C’est la première fois, comme le souligne Antonio Pappano dans le magazine Diapason, que l’orchestre de l’Académie nationale de Sainte-Cécile – principal voire seul orchestre symphonique de renommée internationale de la capitale italienne – se produit dans la basilique de Saint-Denis à l’occasion de son Festival annuel. Et pour l’occasion, le programme choisi ne fait pas dans la routine trop souvent ronronnante des programmations de concert.
L’ouverture du Siège de Corinthe de Rossini est la plus familière des trois pièces de ce soir, sans être la plus jouée. L’orchestre a beau la connaître sur le bout des doigts, on sent bien que la réverbération assez meurtrière de la basilique le conduit à chercher sur le fil ses repères assez longtemps, d’autant que l’interprétation se veut démonstrative. Les cors flottent, les percussions trop fortes écrasent quelque peu les cordes. Les froncements de sourcils des premiers violons montrent que la troupe est à la peine. Mais Antonio Pappano tient ses musiciens et les rassemble enfin sans incident majeur.
Le morceau de « résistance » est moins célèbre – à part peut-être l’adagio non troppo ou le scherzo – et permet d’entendre une Sérénade n°1 de Brahms sans temps mort, espiègle et printanière, dans laquelle un effectif orchestral allégé (4 cors, 2 trompettes, 4 contrebasses notamment) atteint tout à fait sa cible, se jouant bien mieux des pièges du lieu, avec beaucoup de poésie et de finesse, mais aussi de virtuosité. Les cors ont alors retrouvé des couleurs autrement efficaces – ils seront d’ailleurs chaleureusement applaudis – et le premier violon solo, l’excellent Roberto González Monjas, déploie une sonorité très soyeuse et une grande classe dans le menuetto du 4e mouvement. L’orchestre a retrouvé sa confiance et son plaisir de jouer. Sur les visages, les sourires sont revenus, la complicité aussi.
Mais la pièce que tout le monde attend après l’ouvertutre, et qui permet déjà à l’orchestre de trouver de meilleures marques, est une rareté signée Rossini, sa cantate Giovanna d’Arco. Le cygne de Pesaro l’avait composée en 1832 « expressément » pour une jeune contralto qu’il venait de rencontrer à Paris, Olympe Pélissier, qui deviendrait sa seconde épouse en 1846. Cette cantate est en fait une grande scène mélodramatique d’un quart d’heure qui serait comme un opéra de poche avec court prélude, récitatifs, grands airs de bravoure et autres vocalises. À l’origine, elle était écrite pour piano seul. Le choix du sujet semble avoir été dicté à Rossini par son souhait de remercier la sainte patronne de la France d’avoir réchappé de quelque mauvaise maladie peu avant. Enième manifestation de son mal-être et de son hypocondrie bien connue, probablement.

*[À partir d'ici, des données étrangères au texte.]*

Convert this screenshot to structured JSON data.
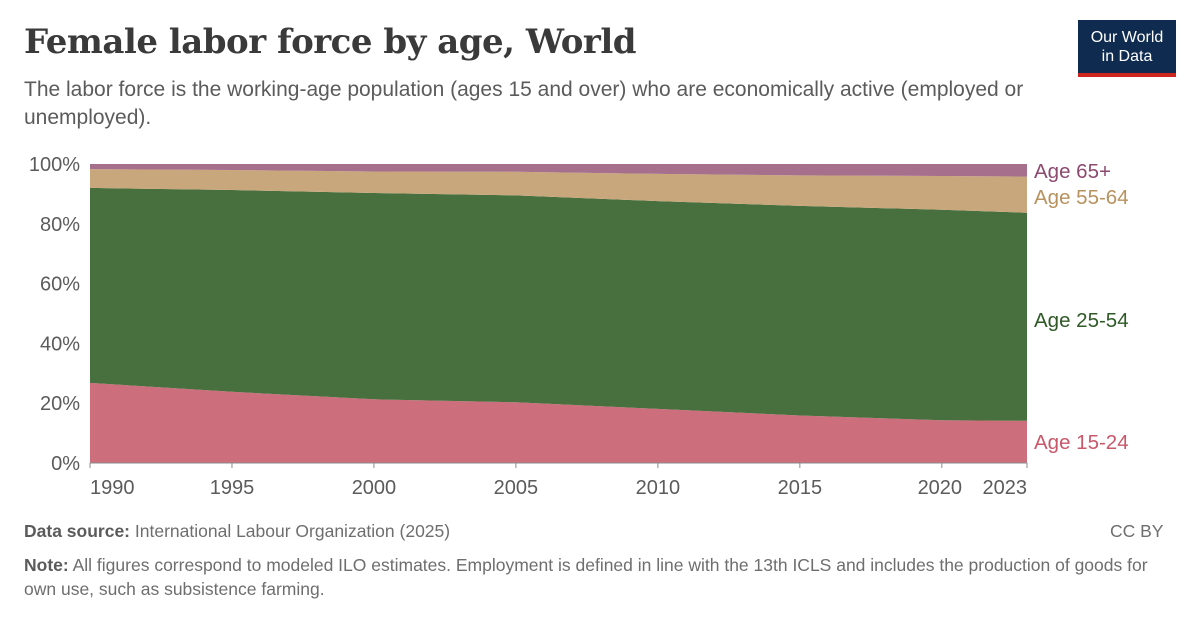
{
  "header": {
    "title": "Female labor force by age, World",
    "subtitle": "The labor force is the working-age population (ages 15 and over) who are economically active (employed or unemployed).",
    "logo_line1": "Our World",
    "logo_line2": "in Data"
  },
  "footer": {
    "source_label": "Data source:",
    "source_text": "International Labour Organization (2025)",
    "license": "CC BY",
    "note_label": "Note:",
    "note_text": "All figures correspond to modeled ILO estimates. Employment is defined in line with the 13th ICLS and includes the production of goods for own use, such as subsistence farming."
  },
  "chart_data": {
    "type": "area",
    "stacked": true,
    "relative": true,
    "x": [
      1990,
      1995,
      2000,
      2005,
      2010,
      2015,
      2020,
      2023
    ],
    "xticks": [
      "1990",
      "1995",
      "2000",
      "2005",
      "2010",
      "2015",
      "2020",
      "2023"
    ],
    "yticks": [
      "0%",
      "20%",
      "40%",
      "60%",
      "80%",
      "100%"
    ],
    "ylim": [
      0,
      100
    ],
    "grid": true,
    "legend_placement": "right",
    "series": [
      {
        "name": "Age 15-24",
        "color": "#cc6e7c",
        "label_color": "#c8586b",
        "values": [
          26.8,
          23.8,
          21.3,
          20.3,
          18.1,
          15.9,
          14.3,
          14.1
        ]
      },
      {
        "name": "Age 25-54",
        "color": "#486f3e",
        "label_color": "#2f5a26",
        "values": [
          65.2,
          67.5,
          69.0,
          69.2,
          69.5,
          70.1,
          70.4,
          69.6
        ]
      },
      {
        "name": "Age 55-64",
        "color": "#c9a77c",
        "label_color": "#b8925e",
        "values": [
          6.3,
          6.7,
          7.2,
          7.9,
          9.1,
          10.2,
          11.3,
          12.1
        ]
      },
      {
        "name": "Age 65+",
        "color": "#a6708d",
        "label_color": "#8c4a6e",
        "values": [
          1.7,
          2.0,
          2.5,
          2.6,
          3.3,
          3.8,
          4.0,
          4.2
        ]
      }
    ]
  }
}
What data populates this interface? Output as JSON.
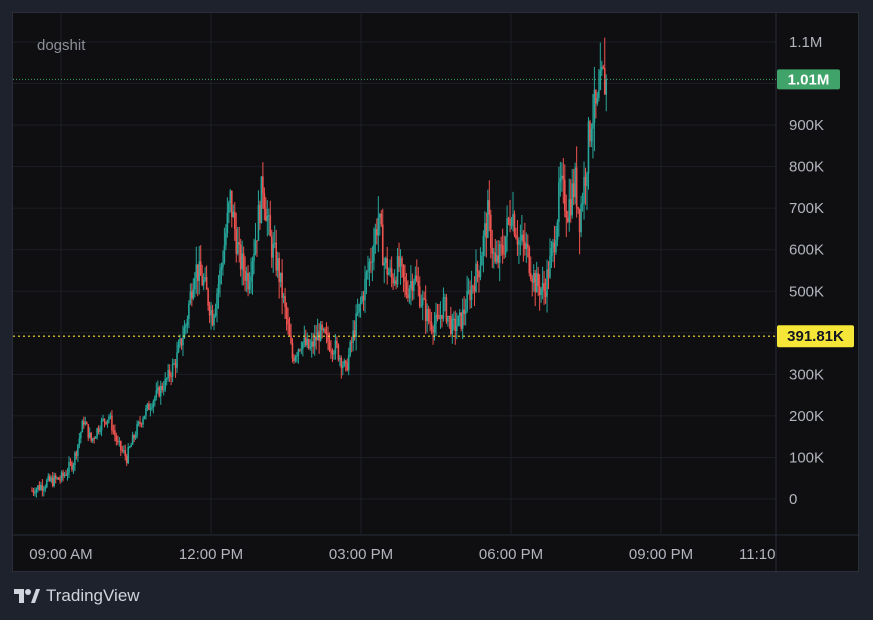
{
  "chart_data": {
    "type": "candlestick",
    "symbol": "dogshit",
    "ylim": [
      -30000,
      1150000
    ],
    "y_ticks": [
      "1.1M",
      "900K",
      "800K",
      "700K",
      "600K",
      "500K",
      "300K",
      "200K",
      "100K",
      "0"
    ],
    "x_ticks": [
      "09:00 AM",
      "12:00 PM",
      "03:00 PM",
      "06:00 PM",
      "09:00 PM",
      "11:10"
    ],
    "last_price_label": "1.01M",
    "last_price_value": 1010000,
    "marker_label": "391.81K",
    "marker_value": 391810,
    "colors": {
      "up": "#26a69a",
      "down": "#ef5350",
      "last": "#3fa36a",
      "marker": "#f5e637"
    },
    "close_path": [
      [
        0,
        20000
      ],
      [
        10,
        40000
      ],
      [
        20,
        50000
      ],
      [
        28,
        90000
      ],
      [
        35,
        190000
      ],
      [
        40,
        140000
      ],
      [
        46,
        180000
      ],
      [
        52,
        200000
      ],
      [
        58,
        130000
      ],
      [
        64,
        100000
      ],
      [
        70,
        160000
      ],
      [
        75,
        200000
      ],
      [
        82,
        240000
      ],
      [
        90,
        280000
      ],
      [
        97,
        330000
      ],
      [
        104,
        420000
      ],
      [
        110,
        560000
      ],
      [
        116,
        520000
      ],
      [
        122,
        440000
      ],
      [
        128,
        560000
      ],
      [
        134,
        720000
      ],
      [
        140,
        580000
      ],
      [
        146,
        530000
      ],
      [
        152,
        650000
      ],
      [
        156,
        760000
      ],
      [
        161,
        620000
      ],
      [
        166,
        560000
      ],
      [
        172,
        430000
      ],
      [
        176,
        340000
      ],
      [
        182,
        380000
      ],
      [
        188,
        360000
      ],
      [
        194,
        400000
      ],
      [
        200,
        380000
      ],
      [
        206,
        360000
      ],
      [
        212,
        310000
      ],
      [
        218,
        410000
      ],
      [
        224,
        500000
      ],
      [
        230,
        600000
      ],
      [
        234,
        680000
      ],
      [
        238,
        570000
      ],
      [
        243,
        530000
      ],
      [
        248,
        560000
      ],
      [
        253,
        500000
      ],
      [
        258,
        540000
      ],
      [
        263,
        480000
      ],
      [
        268,
        430000
      ],
      [
        274,
        420000
      ],
      [
        278,
        470000
      ],
      [
        284,
        410000
      ],
      [
        290,
        430000
      ],
      [
        296,
        500000
      ],
      [
        302,
        560000
      ],
      [
        308,
        680000
      ],
      [
        313,
        560000
      ],
      [
        318,
        600000
      ],
      [
        324,
        700000
      ],
      [
        329,
        620000
      ],
      [
        334,
        600000
      ],
      [
        340,
        520000
      ],
      [
        346,
        500000
      ],
      [
        352,
        600000
      ],
      [
        357,
        750000
      ],
      [
        362,
        700000
      ],
      [
        367,
        760000
      ],
      [
        370,
        680000
      ],
      [
        374,
        790000
      ],
      [
        378,
        930000
      ],
      [
        382,
        930000
      ],
      [
        385,
        1000000
      ],
      [
        388,
        1010000
      ]
    ]
  },
  "branding": {
    "name": "TradingView"
  }
}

C’est Teresa Berganza qui avait demandé à Salvatore Sciarrino d’orchestrer la cantate pour le festival de Pesaro de 1987, et c’est cette version qui est utilisée ici. L’orchestre, réduit aux cordes, aux cors et aux bois, est aux dimensions idéales pour fournir un écrin adapté à la voix de mezzo-soprano de Jeanne, incarnée par une Joyce DiDonato en grande forme. Il en faudrait d’ailleurs bien davantage pour déstabiliser cette grande artiste que les vocalises – pourtant assez impitoyables notamment dans le finale – ou que les quelques grands écarts de tessiture de cette partition ne peuvent impressionner. La chanteuse joue avec la réverbération de la basilique en l’utilisant même comme pour donner un prolongement céleste et éthéré à telle ou telle voyelle qui raisonne comme les voix que Jeanne entend. L’autorité de l’artiste est telle qu’on en oublie tous les autres autour d’elle. Le souffle, la projection, l’intelligence musicale, tout y est. Il faut dire que l’excellent chef lyrique qu’est Pappano l’accompagne luxueusement et avec tous les égards possibles. L’orchestre a retrouvé son homogénéité, désormais beaucoup plus à son aise. C’est peu dire que le finale héroïque et virtuose, lorsque Jeanne réclame une épée pour aller au combat, galvanise le public venu nombreux. Succès mérité, qui ouvre la voie à un bis. Rien moins qu’une somptueuse mort de Didon de Purcell qui met la salle définitivement aux pieds de l’Américaine. « Remember me » souffle Didon les yeux clos.